Tom just stood there. In addition to being totally confused by this quest, now he had a relatively normal German to deal with. At least Sam and Frodo were part of the magick world. The Shadow, well, he was the Shadow, whatever the feck that meant! He still hadn’t come to grips with whatever it meant to be chosen for whatever the hell this quest was, either. Now Leutnant Beppo. He should have stayed back in Eire, and fought the Brits. At least those bastards were the ones he knew and understood.
“Herr Leutnant, you’re in the shite now, whether you like it or not. I imagine you’ve heard enough to know that whatever we’re heading into, you’d probably prefer to face Ivan. Even the two leprechauns don’t know what’s going on, so might just have bitten off more than you can chew. I’ll tell you this, though. You’re in over your head. Regardless of those shoulder straps, this is my mission. This is my Panzerspähwagen, and my crew. I’m in charge. Hell, I’m the bleedin’ ‘Chosen One.’ You’re just along for the ride, or you can stay here. Clear?”
Beppo looked as if he were about to explode at the effrontery of this NCO, but he swallowed his pride. Tom was right. If half of the story he heard was true, he was in over his head. You could shoot Ivan, but how do you kill a leprechaun? “I understand. I will stay out of your way, and help where I can.”

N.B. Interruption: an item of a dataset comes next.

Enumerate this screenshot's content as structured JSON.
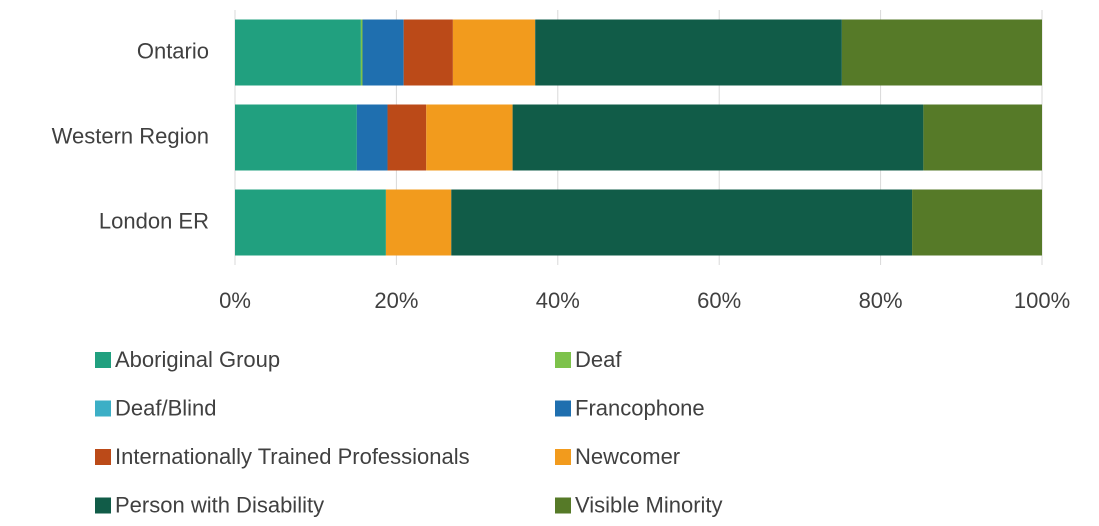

“Good.” Tom turned to his crew. “Sam! Check the fuel. Frodo, you’re back at the wheel for a while. Shadow, give the Leutnant one of the MP40s. They’re slightly more useful than his pistol.”

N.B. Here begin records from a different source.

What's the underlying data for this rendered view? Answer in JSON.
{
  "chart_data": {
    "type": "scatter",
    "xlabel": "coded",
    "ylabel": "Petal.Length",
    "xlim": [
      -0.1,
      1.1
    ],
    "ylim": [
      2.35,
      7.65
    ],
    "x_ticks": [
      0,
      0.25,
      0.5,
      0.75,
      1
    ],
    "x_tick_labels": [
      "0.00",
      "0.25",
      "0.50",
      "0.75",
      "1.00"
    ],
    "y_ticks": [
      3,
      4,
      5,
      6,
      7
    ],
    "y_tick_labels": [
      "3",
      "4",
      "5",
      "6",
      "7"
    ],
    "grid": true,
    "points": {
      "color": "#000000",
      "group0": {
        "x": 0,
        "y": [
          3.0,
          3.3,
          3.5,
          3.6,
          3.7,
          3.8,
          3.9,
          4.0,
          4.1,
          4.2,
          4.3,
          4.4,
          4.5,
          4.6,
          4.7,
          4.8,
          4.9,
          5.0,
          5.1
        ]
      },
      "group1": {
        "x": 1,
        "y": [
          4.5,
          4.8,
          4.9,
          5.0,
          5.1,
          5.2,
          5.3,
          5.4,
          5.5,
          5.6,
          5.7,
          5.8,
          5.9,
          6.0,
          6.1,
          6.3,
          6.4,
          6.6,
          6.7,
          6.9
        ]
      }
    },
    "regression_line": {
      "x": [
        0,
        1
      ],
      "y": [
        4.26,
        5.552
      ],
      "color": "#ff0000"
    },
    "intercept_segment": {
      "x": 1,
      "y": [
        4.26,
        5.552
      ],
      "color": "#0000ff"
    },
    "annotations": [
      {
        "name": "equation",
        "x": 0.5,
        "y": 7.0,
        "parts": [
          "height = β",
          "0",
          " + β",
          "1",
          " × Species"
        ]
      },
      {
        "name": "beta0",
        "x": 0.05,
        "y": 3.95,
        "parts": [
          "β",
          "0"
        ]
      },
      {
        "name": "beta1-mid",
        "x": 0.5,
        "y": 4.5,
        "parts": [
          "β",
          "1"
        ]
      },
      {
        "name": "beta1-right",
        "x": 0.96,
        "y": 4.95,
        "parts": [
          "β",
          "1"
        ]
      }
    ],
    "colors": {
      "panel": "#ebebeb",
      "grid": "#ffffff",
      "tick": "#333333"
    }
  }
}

Sam looked down from the back deck. “Tom, something’s not right.”
“Well, nothing’s wrong, per se. For some reason, we’re getting fantastic mileage.”
“What do you mean?”
“Well, we’ve driven about a hundred, hundred and fifty kilometers, and we’ve used about half a liter of fuel. I have a funny feeling we’re not in the Leutnant’s world anymore, if you know what I mean.”

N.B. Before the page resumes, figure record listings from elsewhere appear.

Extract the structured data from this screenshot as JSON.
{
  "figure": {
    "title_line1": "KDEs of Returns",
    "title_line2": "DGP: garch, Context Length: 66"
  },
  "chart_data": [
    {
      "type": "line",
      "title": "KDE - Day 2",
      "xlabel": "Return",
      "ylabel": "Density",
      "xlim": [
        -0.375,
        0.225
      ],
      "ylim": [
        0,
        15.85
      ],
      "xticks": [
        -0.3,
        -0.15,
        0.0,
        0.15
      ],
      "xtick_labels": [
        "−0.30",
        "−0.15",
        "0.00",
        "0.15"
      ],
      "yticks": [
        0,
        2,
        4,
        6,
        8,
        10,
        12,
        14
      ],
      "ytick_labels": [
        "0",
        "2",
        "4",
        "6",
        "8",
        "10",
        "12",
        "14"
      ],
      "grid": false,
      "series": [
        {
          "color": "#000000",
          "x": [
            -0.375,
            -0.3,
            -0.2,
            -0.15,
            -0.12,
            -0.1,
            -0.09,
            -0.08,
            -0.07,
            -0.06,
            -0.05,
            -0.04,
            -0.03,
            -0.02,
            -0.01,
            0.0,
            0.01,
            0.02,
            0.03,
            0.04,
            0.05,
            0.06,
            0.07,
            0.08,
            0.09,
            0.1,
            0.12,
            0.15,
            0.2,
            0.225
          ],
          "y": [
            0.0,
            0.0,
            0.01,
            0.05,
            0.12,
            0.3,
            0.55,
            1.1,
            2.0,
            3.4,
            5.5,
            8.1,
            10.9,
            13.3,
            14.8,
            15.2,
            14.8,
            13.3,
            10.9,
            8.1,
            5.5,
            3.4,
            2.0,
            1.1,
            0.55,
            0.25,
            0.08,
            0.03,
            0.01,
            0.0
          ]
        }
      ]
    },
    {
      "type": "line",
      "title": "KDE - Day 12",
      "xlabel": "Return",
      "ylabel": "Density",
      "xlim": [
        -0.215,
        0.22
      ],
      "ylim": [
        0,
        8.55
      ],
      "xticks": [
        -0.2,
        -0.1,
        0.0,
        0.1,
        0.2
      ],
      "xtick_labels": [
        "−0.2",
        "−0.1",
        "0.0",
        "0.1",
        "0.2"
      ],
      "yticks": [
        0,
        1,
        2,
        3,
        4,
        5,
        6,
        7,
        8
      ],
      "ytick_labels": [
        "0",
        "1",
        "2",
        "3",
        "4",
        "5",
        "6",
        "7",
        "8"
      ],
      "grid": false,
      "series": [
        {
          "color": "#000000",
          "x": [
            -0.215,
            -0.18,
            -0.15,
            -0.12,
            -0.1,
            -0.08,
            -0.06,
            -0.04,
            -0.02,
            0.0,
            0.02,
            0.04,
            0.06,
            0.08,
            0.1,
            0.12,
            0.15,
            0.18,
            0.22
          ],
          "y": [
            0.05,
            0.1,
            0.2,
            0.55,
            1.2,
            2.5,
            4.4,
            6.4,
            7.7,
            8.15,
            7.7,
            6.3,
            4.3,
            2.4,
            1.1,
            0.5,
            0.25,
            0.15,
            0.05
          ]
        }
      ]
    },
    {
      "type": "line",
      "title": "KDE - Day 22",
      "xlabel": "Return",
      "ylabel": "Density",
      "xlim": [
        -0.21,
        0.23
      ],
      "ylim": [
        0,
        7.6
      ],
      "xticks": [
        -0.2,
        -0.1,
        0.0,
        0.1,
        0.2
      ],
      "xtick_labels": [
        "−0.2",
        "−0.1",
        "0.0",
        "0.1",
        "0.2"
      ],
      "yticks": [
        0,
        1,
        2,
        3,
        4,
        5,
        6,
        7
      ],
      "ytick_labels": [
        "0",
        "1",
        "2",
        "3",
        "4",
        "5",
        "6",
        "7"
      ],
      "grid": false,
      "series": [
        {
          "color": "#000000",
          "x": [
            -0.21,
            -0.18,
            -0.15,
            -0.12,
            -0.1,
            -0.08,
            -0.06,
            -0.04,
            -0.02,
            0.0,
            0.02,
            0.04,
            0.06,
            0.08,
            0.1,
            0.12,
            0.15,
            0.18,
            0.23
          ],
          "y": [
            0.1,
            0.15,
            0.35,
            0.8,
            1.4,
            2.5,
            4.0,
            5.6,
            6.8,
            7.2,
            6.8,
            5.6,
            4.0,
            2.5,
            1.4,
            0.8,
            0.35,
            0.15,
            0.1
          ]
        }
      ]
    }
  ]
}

Tom reached in his pocket, and with just a little trepidation pulled the Sérkatoray out of his pocket. It was glowing blue. Slowly, he turned back and forth where he stood. He noted where the light was the brightest, but he also saw that there was a brief flash of red at one ‘compass point.’ “Sam, what does this mean?”
“Well, I’m thinking we want to head to that bright blue light. Red usually means evil, but you’ve just got that flash. Just a spot of trouble?”
“You know, when my resident magick expert doesn’t know what’s going on, it doesn’t exactly fill me with confidence.”
“Well, what do you expect? I know how things work in Ireland, but we aren’t in Ireland, are we, ye git!”
“Mount up, ye bunch of blackguards! Leutnant, you’ve just been transferred to the Panzergrenadiers. You’ll have to hang on the back of the turret, there’s not enough room for you inside. You can help keep an eye out for anything, er, unusual.”
Beppo knew damned good and well there was room enough for him inside the car, but decided that being outside was a shade bit better than being down inside the car, second in line for a hatch if there was any trouble. He nodded in agreement, and climbed up on the deck. He took the MP from Shadow, and made himself comfortable. As the car started up and moved out, he scanned the horizon behind them. What was he looking for, anyway?
Feldgrau für alle und alle für Feldgrau!